Voici donc quelques impression­s avec le type de verre « gagnant » souligné en caractères gras. Bourgogne Blanc 2018, Faiveley,

Bourgogne, France (28,05 $ – 966697 – (5) 1/2 – ©)

A. Intensité, boisé soutenu mais fin, pomme ; bien sec, vigueur et texture brillante, mais serrée.

B. Nez plus dépouillé, eau-de-vie de poire ; impression de tanicité, de fraîcheur.

C. Nettement plus floral au nez, vanille douce, charme immédiat ; bouche effilée qui gagne en volume, finale homogène, longueur. Rosé de Minière 2020, Bourgueil, Loire, France (20 $ – 14678138 – Bio – (5) )

A. Nez d’abricot frais soutenu avec une bouche généreuse, très fraîche ; impression de densité immédiate. B. Nez plus « minéral », agrume, cadré, avec une bouche qui décuple l’acidité. C. Nez plus large, floral, épicé, couplé à une bouche tonique qui évolue rapidement sur les amers. Chinon 2020, La Cuisine de ma mère, Nicolas Grosbois, Loire, France (19,65 $ – 12782441 – Bio – (5) )

A. Nez tonique, poivré, betterave, bien centré ; corps et vigueur immédiate, un rien astringent avec une finale saline.

B. Nez intense, mûre ; bouche « froide », allongée, plus homogène de texture, complet.

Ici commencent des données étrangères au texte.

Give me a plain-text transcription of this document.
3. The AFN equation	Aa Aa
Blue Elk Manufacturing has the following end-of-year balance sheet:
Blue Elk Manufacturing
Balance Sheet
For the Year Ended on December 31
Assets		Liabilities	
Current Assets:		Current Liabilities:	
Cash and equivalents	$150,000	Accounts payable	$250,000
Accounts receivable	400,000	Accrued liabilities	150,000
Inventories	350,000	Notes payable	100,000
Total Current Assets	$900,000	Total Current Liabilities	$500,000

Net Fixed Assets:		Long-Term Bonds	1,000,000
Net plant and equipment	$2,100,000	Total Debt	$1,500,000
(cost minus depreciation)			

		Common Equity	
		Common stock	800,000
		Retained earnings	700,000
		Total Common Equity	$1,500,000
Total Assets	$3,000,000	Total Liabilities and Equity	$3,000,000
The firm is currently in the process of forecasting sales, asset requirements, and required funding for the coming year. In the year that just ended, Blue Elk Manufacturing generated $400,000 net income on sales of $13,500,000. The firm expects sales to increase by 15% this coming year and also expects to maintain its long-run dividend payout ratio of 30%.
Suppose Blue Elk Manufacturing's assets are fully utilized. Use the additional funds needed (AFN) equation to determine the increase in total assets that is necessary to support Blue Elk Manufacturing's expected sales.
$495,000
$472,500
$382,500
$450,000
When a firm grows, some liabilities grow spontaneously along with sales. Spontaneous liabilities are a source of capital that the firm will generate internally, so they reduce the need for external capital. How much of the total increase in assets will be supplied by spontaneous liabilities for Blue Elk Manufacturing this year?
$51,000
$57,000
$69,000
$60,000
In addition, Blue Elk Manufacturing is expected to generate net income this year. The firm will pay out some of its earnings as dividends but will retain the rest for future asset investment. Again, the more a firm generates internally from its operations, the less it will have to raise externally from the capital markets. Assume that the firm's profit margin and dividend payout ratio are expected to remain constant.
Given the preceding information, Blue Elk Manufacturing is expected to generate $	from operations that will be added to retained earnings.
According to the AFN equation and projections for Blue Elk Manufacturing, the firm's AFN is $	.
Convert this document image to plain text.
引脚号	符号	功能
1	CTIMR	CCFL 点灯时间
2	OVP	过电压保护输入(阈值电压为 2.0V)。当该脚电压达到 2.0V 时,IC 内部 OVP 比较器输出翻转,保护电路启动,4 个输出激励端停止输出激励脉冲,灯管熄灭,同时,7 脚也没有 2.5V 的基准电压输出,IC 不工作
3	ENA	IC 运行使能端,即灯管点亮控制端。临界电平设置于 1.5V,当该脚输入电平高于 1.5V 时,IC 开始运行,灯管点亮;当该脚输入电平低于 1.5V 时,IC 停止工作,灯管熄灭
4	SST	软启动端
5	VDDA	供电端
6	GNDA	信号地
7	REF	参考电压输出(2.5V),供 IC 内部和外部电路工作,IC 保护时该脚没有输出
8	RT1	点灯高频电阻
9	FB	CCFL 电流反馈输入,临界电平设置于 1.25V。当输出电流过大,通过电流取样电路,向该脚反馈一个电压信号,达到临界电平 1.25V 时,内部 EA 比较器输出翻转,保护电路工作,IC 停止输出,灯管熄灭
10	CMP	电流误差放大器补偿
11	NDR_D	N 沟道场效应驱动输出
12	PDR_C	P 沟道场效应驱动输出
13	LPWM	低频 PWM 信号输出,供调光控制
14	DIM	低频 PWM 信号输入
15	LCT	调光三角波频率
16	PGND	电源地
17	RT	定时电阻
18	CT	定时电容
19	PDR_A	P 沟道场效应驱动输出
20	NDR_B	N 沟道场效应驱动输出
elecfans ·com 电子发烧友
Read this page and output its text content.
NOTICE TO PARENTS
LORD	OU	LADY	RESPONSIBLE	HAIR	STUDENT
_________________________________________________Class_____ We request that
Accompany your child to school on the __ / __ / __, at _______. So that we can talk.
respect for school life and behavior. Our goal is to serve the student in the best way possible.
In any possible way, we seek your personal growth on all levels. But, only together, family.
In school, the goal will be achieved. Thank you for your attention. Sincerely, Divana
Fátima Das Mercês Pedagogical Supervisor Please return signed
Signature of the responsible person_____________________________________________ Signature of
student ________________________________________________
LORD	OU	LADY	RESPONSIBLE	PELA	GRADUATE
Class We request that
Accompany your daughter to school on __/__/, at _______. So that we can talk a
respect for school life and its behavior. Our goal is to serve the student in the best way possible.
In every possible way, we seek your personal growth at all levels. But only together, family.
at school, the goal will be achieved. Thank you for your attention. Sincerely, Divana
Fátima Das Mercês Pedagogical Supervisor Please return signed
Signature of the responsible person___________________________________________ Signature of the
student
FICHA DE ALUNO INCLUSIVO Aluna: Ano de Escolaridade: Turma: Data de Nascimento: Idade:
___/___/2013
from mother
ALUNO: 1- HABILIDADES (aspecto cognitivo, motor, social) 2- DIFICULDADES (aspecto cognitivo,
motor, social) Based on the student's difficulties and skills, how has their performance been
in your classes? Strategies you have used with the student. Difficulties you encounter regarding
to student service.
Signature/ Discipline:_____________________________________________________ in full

C. Plus complexe au nez, pivoine et rose, zeste d’orange ; impression de sucrosité rapidement resserrée par des tanins fins et expressifs. Massaya Réserve 2012, Vallée de la Béqaa, Liban (51,75 $ – 10856929 – (5 +) ©)

A. Nez étroit cumulant les épaisseurs tel un millefeuil­le, mais compact et discret, prune et mûre écrasée ; bouche fraîche et serrante cernant des tanins immenses, mais très civilisés.

B. Race et distinctio­n au nez, encens, goudron, sérieux mais harmonieux ; bouche avivant en finesse des tanins mûrs aux nuances de cèdre et de réglisse. Longue finale.

C. Peine à contenir sa complexité galopante avec une montée de nez iodée de zan et de cape de Havane frais, capiteux toutefois ; bouche d’abord sphérique se structuran­t rapidement. Champagne Henriot Blanc de Blancs Brut, Champagne, France (79,75 $ – 10796946 – (5+) )

A. Vigueur et intensité au nez ; bouche alerte, friande, stimulante, un rien malique. Un concentré de bulles fines.

B. Nez détaillé, floral et pomme ; bouche énergique, minérale, florale, touche saline.

C. Bouquet ouvert, mais économe, très distingué ; bouche brillante, tonique. Une mousseline de texture.